VPN Management Best Practices for All Situations

VPNs, or virtual private networks, are trending more than ever with the rise of remote work. But how can a managed service provider take full advantage of what VPNs offer? The needs may be many, but they all boil down to two very common factors - accessibility and security.

Here is a breakdown of both of these factors, as well as an overview of what VPNs are and how to best manage them.

Types of VPN Connections

To best support a client’s virtual private network connections, it is important to understand logical design and the difference between VPN clients and VPN gateways. Each client’s need will help determine which connection is best for the situation.

What is a VPN Gateway?

A virtual private network gateway, in most cases, is a gateway routing device that can be used to connect to other gateways in a one-to-one setup or to act as a host to multiple client connections. Most business-class firewalls have this option available for use.

No matter which connection method is chosen, each is held to a standard that should offer the user a secure connection to meet their needs. The decision on which connection method to use will come down to situational considerations, including location, facilities, and flexibility.

Gateway-to-Gateway

When building a virtual private network to connect two physical networks, the “gateway-to-gateway” model comes to mind. Here are a few examples of where they are found and used.

• Connecting two or more office branches. These connections typically have a bidirectional, one-to-one connection design.
• Connecting the main office to smaller branch offices. Often called a “hub-and-spoke”, the main office has connections to each branch office, while the branch offices do not connect.
• Connecting a home office to the main office. This isn’t seen a lot but happens from time to time - especially now, while more people are working from home. Set up much like a branch-office-to-branch-office connection - there is a one-to-one direct connection between the main and home offices.

Client-to-Gateway

A client-to-gateway connection is typically established between client software on a PC and a main office gateway router. Here are a few places that these are found.
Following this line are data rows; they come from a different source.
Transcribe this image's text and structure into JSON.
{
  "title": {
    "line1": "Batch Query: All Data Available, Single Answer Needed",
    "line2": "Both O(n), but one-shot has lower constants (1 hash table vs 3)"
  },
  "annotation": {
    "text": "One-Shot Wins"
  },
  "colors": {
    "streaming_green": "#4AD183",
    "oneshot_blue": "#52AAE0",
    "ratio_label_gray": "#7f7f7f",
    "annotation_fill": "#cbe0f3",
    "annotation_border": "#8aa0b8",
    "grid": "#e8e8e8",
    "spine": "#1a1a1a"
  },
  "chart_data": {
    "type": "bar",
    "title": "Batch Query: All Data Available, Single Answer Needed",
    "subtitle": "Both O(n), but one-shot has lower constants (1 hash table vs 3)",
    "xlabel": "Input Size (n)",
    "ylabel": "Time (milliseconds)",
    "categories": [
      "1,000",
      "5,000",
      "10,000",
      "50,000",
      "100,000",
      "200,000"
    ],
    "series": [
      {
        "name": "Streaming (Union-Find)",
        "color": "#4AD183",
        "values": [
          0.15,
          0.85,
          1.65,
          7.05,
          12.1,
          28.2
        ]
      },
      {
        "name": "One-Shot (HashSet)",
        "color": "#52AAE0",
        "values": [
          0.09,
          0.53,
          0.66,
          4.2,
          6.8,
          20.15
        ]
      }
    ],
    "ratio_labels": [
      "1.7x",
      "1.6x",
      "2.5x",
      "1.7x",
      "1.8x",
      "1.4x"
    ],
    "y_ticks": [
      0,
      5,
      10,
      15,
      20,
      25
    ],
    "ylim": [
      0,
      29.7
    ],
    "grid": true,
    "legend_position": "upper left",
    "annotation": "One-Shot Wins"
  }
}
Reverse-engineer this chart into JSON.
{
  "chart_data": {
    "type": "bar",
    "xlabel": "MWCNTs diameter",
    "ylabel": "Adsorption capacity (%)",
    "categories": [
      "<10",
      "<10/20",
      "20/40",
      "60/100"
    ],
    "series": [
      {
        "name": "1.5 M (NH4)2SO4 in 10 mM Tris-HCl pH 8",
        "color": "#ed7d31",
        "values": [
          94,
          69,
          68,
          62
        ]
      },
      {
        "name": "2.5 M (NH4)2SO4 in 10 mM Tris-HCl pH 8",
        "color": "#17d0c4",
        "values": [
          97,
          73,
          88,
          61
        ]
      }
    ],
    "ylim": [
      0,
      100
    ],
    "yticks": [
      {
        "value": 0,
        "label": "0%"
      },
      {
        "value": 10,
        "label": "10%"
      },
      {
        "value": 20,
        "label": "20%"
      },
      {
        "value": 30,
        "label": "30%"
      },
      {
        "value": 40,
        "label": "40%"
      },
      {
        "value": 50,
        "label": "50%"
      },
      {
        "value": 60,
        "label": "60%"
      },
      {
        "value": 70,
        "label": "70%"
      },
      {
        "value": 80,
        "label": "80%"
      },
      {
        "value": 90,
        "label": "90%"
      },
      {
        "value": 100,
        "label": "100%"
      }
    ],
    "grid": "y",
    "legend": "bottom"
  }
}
• Connecting a home user to the main office. With the rise in remote work, this is the most popular client-to-gateway connection in the past year.
• Connecting a mobile user to the main office. Client VPN users do not have to be working from home. Traveling employees that need a connection to the home office can do so using client VPN software.
• Connecting to a remote office in outage situations. A common situation in an emergency.

VPN Management Best Practices

As with most technical configurations, every managed service provider should follow a set of best practices while managing virtual private networks. These best practices cover both client and gateway management. Here are a few ideas.

Client Software

Managed service providers have a choice of client software when establishing client-to-gateway VPN connections.

• Native OS software. Apple, Windows, and Linux all offer native VPN client software. These can be used with some, but not all, gateways.
• Gateway-provided software. Most gateways will have their client software that can be used to connect via VPN. This is often the simplest to set up.
• Third-party software. There are a few third-party software providers that offer VPN client software. This is most likely the least beneficial route to go in, as it has not been previously verified by the client OS or gateway manufacturer.

Gateway Device Configuration

A gateway router acts exactly as described - it is a gateway into your network. Here are a few key ways to be sure that your gateway is configured with security in mind.

• Use a strong pre-shared key. Be sure that your pre-shared key is long, random, and contains special characters. Never use something that an intruder would be able to guess at.
• Force user authentication. Using a pre-shared key alone for authentication offers anonymity to network offenders and only one level of protection against intruders. Require each user to have a unique username and password for authentication. Furthermore, passwords must meet complexity requirements and should be changed regularly.

VPN Protocol Selection

Several different protocols can be chosen for VPN encapsulation. Each has its advantages and it is important to understand what each offers when choosing what’s best to use.

 

PPTP

• Outdated. While this VPN option is still available on many gateway routers, it is outdated and no longer recommended.
• Unencrypted. While a tunnel is established, the data transferred across it is unencrypted and is easy to be intercepted.

IPSec

• Still popular today. Even with its long history dating back to the early 1990s, IPSec is still the most popular and most used protocol today. This popularity leads to reliability and availability on gateway devices.
• Two modes: tunnel and transport. These modes offer, respectively, encrypted and unencrypted communications. Managed service providers and users have a choice between speed and security.

SSL

• Uses transport layer security. TLS is one of the most modern security protocols available and highly reliable.
• Used by OpenVPN. OpenVPN is one of the most popular VPN solutions because of its open-source technology and free-to-low price point.

Conclusion

For managed service providers to get ahead in the “new normal” of work environments, they must be able to provide their clients with virtual private networks that will meet their needs and keep their data safe. Having a deep understanding of how virtual private networks work and the best management practices is just the first step.